У редактора Туронка лопнули штаны на заднице. Они лопнули без напряжения и треска, скорее – разошлись по шву. Таково негативное свойство импортной мягкой фланели.
Около двенадцати Туронок подошел к стойке учрежденческого бара. Люминесцентная голубизна редакторских кальсон явилась достоянием всех холуев, угодливо пропустивших его без очереди.
Сотрудники начали переглядываться.
Я рассказываю эту историю так подробно в силу двух обстоятельств. Во-первых, любое унижение начальства – большая радость для меня. Второе. Прореха на брюках Туронка имела определенное значение в моей судьбе…
Но вернемся к эпизоду у стойки.
Сотрудники начали переглядываться. Кто злорадно, кто сочувственно. Злорадствующие – искренне, сочувствующие – лицемерно. И тут, как всегда, появляется главный холуй, бескорыстный и вдохновенный. Холуй этот до того обожает начальство, что путает его с родиной, эпохой, мирозданием…
Короче, появился Эдик Вагин.
В любой газетной редакции есть человек, который не хочет, не может и не должен писать. И не пишет годами. Все к этому привыкли и не удивляются. Тем более что журналисты, подобные Вагину, неизменно утомлены и лихорадочно озабочены. Остряк Шаблинский называл это состояние – «вагинальным»…
Вагин постоянно спешил, здоровался отрывисто и нервно. Сперва я простодушно думал, что он – алкоголик. Есть среди бесчисленных модификаций похмелья и такая разновидность. Этакое мучительное бегство от дневного света. Вибрирующая подвижность беглеца, настигаемого муками совести…
Затем я узнал, что Вагин не пьет. А если человек не пьет и не работает – тут есть о чем задуматься.
– Таинственный человек, – говорил я.
– Вагин – стукач, – объяснил мне Быковер, – что в этом таинственного?
…Контора размещалась тогда на улице Пикк. Строго напротив здания Госбезопасности (ул. Пагари, 1). Вагин бывал там ежедневно. Или почти ежедневно. Мы видели из окон, как он переходит улицу.
– У Вагина – сверхурочные! – орал Шаблинский…
Впрочем, мы снова отвлеклись.
…Сотрудники начали переглядываться. Вагин мягко тронул редактора за плечо:
– Шеф… Непорядок в одежде…
И тут редактор сплоховал. Он поспешно схватился обеими руками за ширинку. Вернее… Ну, короче, за это место… Проделал то, что музыканты называют глиссандо. (Легкий пробег вдоль клавиатуры.) Убедился, что граница на замке.
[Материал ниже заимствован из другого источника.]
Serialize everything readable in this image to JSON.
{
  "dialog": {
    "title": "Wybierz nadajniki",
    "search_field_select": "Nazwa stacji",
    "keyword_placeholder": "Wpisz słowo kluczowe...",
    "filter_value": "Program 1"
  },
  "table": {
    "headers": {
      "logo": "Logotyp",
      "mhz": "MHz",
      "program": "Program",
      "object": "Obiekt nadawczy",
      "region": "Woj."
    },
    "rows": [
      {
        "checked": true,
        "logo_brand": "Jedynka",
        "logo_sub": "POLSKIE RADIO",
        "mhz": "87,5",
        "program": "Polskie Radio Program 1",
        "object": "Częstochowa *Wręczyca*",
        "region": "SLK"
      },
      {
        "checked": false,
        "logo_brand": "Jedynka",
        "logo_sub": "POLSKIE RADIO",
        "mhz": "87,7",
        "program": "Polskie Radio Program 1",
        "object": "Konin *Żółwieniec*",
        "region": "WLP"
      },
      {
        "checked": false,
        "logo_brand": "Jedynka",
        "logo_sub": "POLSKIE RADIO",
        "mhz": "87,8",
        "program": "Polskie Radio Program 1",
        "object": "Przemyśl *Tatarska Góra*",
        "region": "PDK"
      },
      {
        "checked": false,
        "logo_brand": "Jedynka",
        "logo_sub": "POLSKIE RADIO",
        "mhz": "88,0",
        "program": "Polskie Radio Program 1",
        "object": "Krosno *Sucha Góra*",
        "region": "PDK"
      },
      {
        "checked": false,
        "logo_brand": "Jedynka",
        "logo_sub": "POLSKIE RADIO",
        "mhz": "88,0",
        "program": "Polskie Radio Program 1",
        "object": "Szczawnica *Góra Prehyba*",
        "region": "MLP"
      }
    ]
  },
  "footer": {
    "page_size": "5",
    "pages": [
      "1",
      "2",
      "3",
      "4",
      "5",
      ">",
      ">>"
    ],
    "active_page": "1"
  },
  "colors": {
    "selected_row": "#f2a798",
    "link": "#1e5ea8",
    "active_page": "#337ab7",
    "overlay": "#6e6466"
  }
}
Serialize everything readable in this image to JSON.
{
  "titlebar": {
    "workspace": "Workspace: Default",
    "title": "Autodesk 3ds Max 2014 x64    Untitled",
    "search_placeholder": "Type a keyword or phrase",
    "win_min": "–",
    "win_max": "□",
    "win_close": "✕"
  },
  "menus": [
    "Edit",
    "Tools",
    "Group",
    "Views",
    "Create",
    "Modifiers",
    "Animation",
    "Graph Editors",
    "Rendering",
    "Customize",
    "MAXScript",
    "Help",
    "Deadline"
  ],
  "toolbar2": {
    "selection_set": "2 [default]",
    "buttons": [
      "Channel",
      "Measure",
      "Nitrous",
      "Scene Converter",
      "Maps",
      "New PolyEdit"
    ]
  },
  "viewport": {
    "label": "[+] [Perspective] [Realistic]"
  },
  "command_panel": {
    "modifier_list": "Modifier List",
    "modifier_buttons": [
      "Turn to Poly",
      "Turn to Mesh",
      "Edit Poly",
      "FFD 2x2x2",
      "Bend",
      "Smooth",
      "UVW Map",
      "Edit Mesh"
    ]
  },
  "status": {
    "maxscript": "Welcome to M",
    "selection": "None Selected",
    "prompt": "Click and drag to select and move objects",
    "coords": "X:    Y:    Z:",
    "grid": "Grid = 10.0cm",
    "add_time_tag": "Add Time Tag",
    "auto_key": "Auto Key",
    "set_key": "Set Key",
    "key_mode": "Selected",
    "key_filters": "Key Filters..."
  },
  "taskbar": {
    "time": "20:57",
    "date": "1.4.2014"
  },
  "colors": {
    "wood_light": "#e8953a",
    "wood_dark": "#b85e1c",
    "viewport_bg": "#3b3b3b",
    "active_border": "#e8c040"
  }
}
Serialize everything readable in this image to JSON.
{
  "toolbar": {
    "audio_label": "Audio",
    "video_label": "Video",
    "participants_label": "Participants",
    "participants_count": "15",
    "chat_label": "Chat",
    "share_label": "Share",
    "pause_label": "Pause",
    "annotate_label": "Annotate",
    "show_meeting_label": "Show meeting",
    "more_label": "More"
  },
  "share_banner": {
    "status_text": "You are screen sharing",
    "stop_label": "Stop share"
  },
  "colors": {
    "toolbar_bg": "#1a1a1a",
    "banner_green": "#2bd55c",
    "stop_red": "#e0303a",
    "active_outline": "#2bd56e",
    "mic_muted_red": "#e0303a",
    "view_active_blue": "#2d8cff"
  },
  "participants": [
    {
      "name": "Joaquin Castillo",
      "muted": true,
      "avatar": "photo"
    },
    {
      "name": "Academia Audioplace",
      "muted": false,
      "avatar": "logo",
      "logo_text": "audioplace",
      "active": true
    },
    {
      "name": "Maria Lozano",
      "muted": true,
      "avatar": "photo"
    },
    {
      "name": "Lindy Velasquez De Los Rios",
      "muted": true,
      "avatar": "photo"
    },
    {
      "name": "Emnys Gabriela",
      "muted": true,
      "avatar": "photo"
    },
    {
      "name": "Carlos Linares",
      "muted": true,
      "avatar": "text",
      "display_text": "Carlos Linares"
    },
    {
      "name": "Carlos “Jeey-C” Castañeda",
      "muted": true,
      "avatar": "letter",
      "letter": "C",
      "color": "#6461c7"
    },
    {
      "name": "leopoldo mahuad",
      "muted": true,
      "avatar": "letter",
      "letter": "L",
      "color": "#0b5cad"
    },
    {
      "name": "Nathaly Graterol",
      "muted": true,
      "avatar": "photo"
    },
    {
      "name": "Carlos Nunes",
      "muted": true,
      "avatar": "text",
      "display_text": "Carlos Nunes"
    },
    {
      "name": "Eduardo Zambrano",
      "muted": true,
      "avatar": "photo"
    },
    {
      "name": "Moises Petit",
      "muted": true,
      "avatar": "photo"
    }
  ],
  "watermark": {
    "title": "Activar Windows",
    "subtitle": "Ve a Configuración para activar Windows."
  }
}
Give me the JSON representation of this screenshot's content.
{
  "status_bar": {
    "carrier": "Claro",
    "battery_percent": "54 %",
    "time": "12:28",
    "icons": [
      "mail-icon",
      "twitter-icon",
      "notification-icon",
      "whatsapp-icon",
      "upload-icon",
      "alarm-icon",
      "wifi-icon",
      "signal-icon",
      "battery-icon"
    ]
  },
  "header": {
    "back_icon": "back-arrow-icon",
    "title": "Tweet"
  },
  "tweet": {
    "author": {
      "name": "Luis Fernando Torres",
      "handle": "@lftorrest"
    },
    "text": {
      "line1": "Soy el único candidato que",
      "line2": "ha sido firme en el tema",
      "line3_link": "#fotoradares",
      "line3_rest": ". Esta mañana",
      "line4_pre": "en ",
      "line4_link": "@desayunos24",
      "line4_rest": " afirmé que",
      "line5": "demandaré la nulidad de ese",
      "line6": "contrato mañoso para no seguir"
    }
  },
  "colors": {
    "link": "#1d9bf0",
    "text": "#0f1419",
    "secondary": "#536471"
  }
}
Побагровел:
– Найдите вашему юмору лучшее применение.
Развернулся и вышел, обдав подчиненных неоновым сиянием исподнего.
Затем состоялся короткий и весьма таинственный диалог.
К обескураженному Вагину подошел Шаблинский.
– Зря вылез, – сказал он, – так удобнее…
– Кому удобнее? – покосился Вагин.
– Тебе, естественно…
– Что удобнее?
– Да это самое…
– Нет, что удобнее?
– А то…
– Нет, что удобнее? Что удобнее? – раскричался Вагин. – Пусть скажет!
– Иди ты на хер! – помолчав, сказал Шаблинский.
– То-то же! – восторжествовал стукач…
Вагин был заурядный, неловкий стукач без размаха…
Не успел я его пожалеть, как меня вызвал редактор. Я немного встревожился. Только что подготовил материал на двести строк. Называется – «Папа выше солнца». О выставке детских рисунков. Чего ему надо, спрашивается? Да еще злополучная прореха на штанах. Может, редактор думает, что это я подстроил. Ведь был же подобный случай. Я готовил развернутую информацию о выставке декоративных собак. Редактор, любитель животных, приехал на казенной машине – взглянуть. И тут началась гроза. Туронок расстроился и говорит:
– С вами невозможно дело иметь…
– То есть как это?
– Вечно какие-то непредвиденные обстоятельства…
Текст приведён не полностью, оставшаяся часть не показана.